Neel Mukherjee

August in Arizona

Simpson’s slender volume of nine short stories focuses rigorously on middle-aged women — in the ‘August’ years of life

issue 21 November 2015

Helen Simpson is not a prolific writer; six slim collections of short stories in 25 years, each timed quinquennially with what seems, at least retrospectively, like impeccable forward planning. In fact, time, we shall see, is what her career so far has been about. She has also heroically resisted the pressure —and there must have been a significant one, at least towards the beginning — to move on from the short form and deliver a novel, as if the short story were not an entirely different genre but just a warming-up exercise before the heavyweight training session of the novel.

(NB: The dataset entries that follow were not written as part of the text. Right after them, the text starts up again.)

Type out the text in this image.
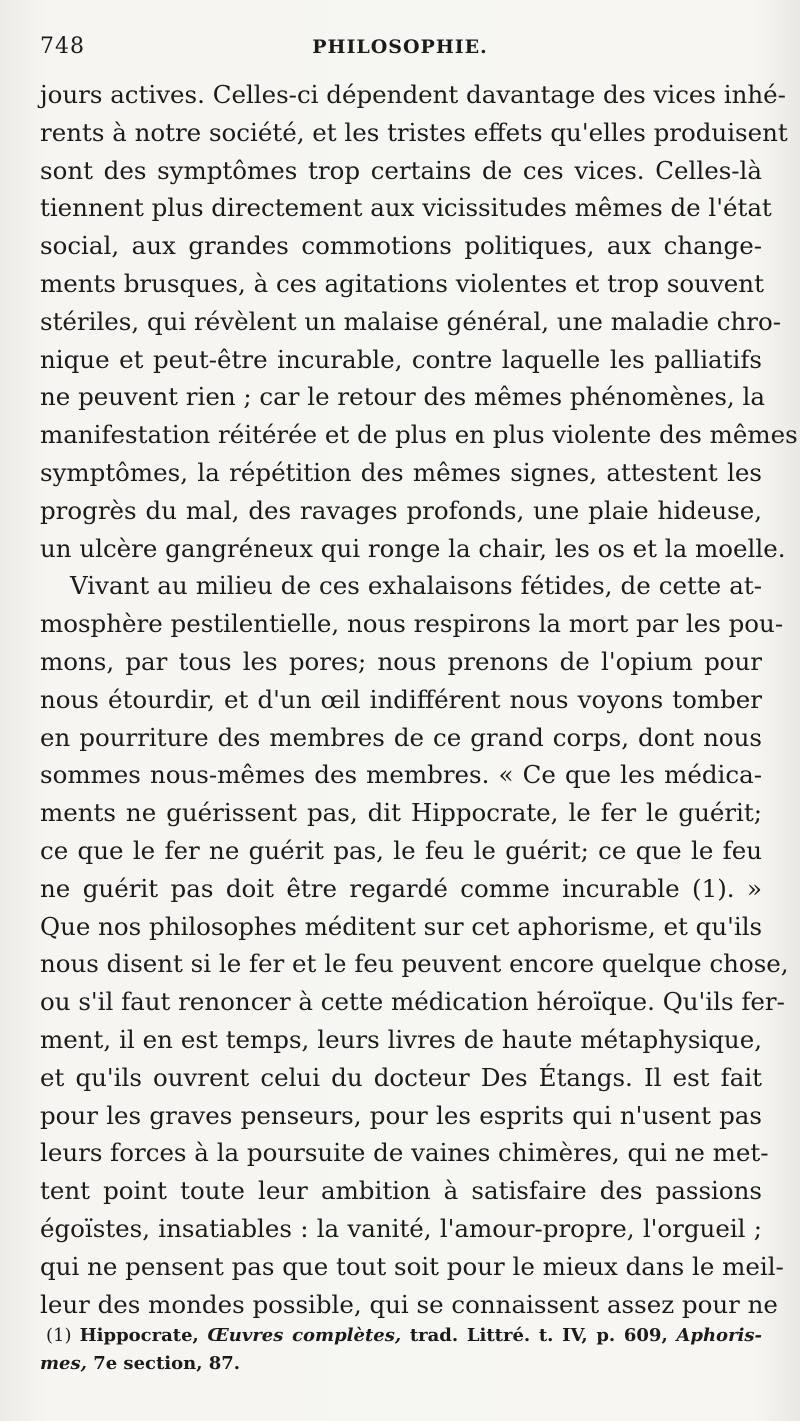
748	PHILOSOPHIE.
jours actives. Celles-ci dépendent davantage des vices inhé-
rents à notre société, et les tristes effets qu'elles produisent
sont des symptômes trop certains de ces vices. Celles-là
tiennent plus directement aux vicissitudes mêmes de l'état
social, aux grandes commotions politiques, aux change-
ments brusques, à ces agitations violentes et trop souvent
stériles, qui révèlent un malaise général, une maladie chro-
nique et peut-être incurable, contre laquelle les palliatifs
ne peuvent rien ; car le retour des mêmes phénomènes, la
manifestation réitérée et de plus en plus violente des mêmes
symptômes, la répétition des mêmes signes, attestent les
progrès du mal, des ravages profonds, une plaie hideuse,
un ulcère gangréneux qui ronge la chair, les os et la moelle.
Vivant au milieu de ces exhalaisons fétides, de cette at-
mosphère pestilentielle, nous respirons la mort par les pou-
mons, par tous les pores; nous prenons de l'opium pour
nous étourdir, et d'un œil indifférent nous voyons tomber
en pourriture des membres de ce grand corps, dont nous
sommes nous-mêmes des membres. « Ce que les médica-
ments ne guérissent pas, dit Hippocrate, le fer le guérit;
ce que le fer ne guérit pas, le feu le guérit; ce que le feu
ne guérit pas doit être regardé comme incurable (1). »
Que nos philosophes méditent sur cet aphorisme, et qu'ils
nous disent si le fer et le feu peuvent encore quelque chose,
ou s'il faut renoncer à cette médication héroïque. Qu'ils fer-
ment, il en est temps, leurs livres de haute métaphysique,
et qu'ils ouvrent celui du docteur Des Étangs. Il est fait
pour les graves penseurs, pour les esprits qui n'usent pas
leurs forces à la poursuite de vaines chimères, qui ne met-
tent point toute leur ambition à satisfaire des passions
égoïstes, insatiables : la vanité, l'amour-propre, l'orgueil ;
qui ne pensent pas que tout soit pour le mieux dans le meil-
leur des mondes possible, qui se connaissent assez pour ne
(1) Hippocrate, Œuvres complètes, trad. Littré. t. IV, p. 609, Aphoris-
mes, 7e section, 87.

Cockfosters is a slender volume, all of 140 pages, each of its nine stories named after a place (‘Kentish Town’, ‘Kythera’, ‘Arizona’, ‘Moscow’ etc.), which can be both real and metaphorical. In one of the key stories, ‘Arizona’, which depicts an hour’s acupuncture session administered by Mae to an academic, Liz, who is just entering the menopause, the acupuncturist says that she envisages the ‘new state’, the post-menopausal self, ‘as being like Arizona… arriving in another state, brilliantly lit and level and filled with dependable sunshine’.